De um hospital na cidade vizinha, lhe ligaram, informando que Lizandra havia batido o carro contra um poste. Estava em estado grave.
Ao ouvir isso, Lindolfo deixou o telefone escorregar de suas mãos.
Desesperado, avisou as empregadas para que informasse a quem ligasse, que Liza, já havia sido encontrada. Muito embora estivesse mal, estava viva. Lindolfo recomendou as duas ainda, que caso alguém perguntasse por ele, era para dizer que havia ido até o hospital municipal da cidade vizinha.
Passou estas recomendações e saiu.
Por não estar de carro, foi até a praça central da cidade e pegou um táxi. De lá, foi direto para o hospital.

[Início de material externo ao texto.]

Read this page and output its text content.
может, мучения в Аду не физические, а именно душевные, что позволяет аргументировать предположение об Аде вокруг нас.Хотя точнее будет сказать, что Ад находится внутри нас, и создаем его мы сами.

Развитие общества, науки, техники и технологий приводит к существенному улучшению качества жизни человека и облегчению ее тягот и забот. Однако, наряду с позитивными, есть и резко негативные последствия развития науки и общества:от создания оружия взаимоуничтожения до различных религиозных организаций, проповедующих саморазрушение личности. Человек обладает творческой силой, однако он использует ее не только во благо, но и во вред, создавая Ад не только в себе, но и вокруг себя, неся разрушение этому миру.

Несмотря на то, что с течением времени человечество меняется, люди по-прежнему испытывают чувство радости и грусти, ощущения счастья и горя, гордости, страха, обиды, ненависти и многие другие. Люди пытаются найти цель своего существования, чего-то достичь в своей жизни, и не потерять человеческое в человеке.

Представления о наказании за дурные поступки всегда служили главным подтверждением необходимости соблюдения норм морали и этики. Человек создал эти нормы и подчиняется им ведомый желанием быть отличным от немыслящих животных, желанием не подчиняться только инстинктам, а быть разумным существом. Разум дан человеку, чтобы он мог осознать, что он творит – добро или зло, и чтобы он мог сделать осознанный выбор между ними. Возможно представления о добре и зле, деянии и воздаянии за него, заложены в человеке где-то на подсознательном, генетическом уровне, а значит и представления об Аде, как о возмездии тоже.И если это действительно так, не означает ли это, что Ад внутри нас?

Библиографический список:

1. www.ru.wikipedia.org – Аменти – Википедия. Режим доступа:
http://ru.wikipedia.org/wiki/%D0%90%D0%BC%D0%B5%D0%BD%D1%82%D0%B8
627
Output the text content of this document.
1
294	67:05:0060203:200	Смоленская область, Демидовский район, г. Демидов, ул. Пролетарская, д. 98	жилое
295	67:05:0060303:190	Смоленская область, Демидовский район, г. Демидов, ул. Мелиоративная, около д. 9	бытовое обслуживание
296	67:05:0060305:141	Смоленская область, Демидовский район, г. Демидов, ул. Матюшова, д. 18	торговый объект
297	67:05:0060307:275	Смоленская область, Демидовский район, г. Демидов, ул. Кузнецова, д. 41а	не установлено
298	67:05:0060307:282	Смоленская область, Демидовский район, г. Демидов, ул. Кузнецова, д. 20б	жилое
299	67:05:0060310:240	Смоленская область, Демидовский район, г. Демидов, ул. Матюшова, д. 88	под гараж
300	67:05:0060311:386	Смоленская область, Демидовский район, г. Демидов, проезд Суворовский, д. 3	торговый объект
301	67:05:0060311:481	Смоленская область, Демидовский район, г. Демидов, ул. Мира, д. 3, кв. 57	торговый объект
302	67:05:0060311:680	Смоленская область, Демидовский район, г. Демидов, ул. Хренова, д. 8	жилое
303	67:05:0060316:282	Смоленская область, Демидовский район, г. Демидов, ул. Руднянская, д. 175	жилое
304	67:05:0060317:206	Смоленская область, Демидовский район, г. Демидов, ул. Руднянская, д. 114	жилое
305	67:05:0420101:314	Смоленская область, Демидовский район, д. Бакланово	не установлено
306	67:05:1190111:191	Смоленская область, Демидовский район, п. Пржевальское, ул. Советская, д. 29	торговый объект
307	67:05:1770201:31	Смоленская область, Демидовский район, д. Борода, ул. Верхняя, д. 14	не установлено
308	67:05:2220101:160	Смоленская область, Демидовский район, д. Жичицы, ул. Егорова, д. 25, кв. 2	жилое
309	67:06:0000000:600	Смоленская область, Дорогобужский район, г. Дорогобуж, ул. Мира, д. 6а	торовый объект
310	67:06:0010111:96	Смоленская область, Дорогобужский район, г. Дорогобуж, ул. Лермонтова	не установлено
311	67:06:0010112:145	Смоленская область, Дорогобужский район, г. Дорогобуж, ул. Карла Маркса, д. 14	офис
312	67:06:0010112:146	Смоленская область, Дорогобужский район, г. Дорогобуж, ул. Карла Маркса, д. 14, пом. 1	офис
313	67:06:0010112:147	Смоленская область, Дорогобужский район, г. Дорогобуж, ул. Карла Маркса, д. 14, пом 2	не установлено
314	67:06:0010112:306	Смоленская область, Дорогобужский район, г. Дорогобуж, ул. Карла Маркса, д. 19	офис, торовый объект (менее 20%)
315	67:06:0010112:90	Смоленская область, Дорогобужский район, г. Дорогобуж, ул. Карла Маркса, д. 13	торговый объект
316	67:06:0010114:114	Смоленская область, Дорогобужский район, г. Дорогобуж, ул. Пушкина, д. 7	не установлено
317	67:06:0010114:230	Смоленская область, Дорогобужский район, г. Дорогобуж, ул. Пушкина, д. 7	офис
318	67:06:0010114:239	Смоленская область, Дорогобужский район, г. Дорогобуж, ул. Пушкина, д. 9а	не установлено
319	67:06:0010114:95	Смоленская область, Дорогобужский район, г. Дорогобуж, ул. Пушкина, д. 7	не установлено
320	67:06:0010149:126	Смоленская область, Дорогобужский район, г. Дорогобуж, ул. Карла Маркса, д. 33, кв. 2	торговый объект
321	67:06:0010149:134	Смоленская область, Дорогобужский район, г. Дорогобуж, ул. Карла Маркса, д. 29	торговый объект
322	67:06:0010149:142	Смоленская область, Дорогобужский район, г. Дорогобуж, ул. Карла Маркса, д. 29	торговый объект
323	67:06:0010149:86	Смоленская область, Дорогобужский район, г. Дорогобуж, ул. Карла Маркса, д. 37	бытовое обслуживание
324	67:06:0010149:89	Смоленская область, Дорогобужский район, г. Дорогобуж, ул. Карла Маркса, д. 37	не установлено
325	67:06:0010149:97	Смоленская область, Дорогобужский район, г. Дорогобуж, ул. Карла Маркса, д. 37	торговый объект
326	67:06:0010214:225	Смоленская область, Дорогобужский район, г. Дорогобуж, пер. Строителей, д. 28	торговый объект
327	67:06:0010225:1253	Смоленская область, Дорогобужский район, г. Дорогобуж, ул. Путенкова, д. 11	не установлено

Ao lá chegar, descobriu que o carro fora inteiramente destruído.
Para piorar, sua esposa estava agonizante. Os médicos não lhe davam mais do que alguns minutos de vida. Admirados, chegaram a comentar com Lindolfo, que era realmente espantoso, que a moça não tivesse morrido na hora. Preocupados, chegaram a pensar, que ela morreria a caminho do hospital.
Sobre seu estado físico, os médicos disseram que ela, havia se chocado contra um poste e, dada a violência da batida, estava seriamente machucada. Contudo, por ter se protegido, na hora da batida, não tinha muitos ferimentos no rosto. Mas o corpo, estava cheio de hematomas, escoriações, e fraturas.
Lindolfo, ouvindo atentamente todas as explicações do médico, ao constatar que os mesmos não tentariam salvá-la perguntou:
-- Mas vocês não podem nem ao menos tentar? Não tem como ajudá-la?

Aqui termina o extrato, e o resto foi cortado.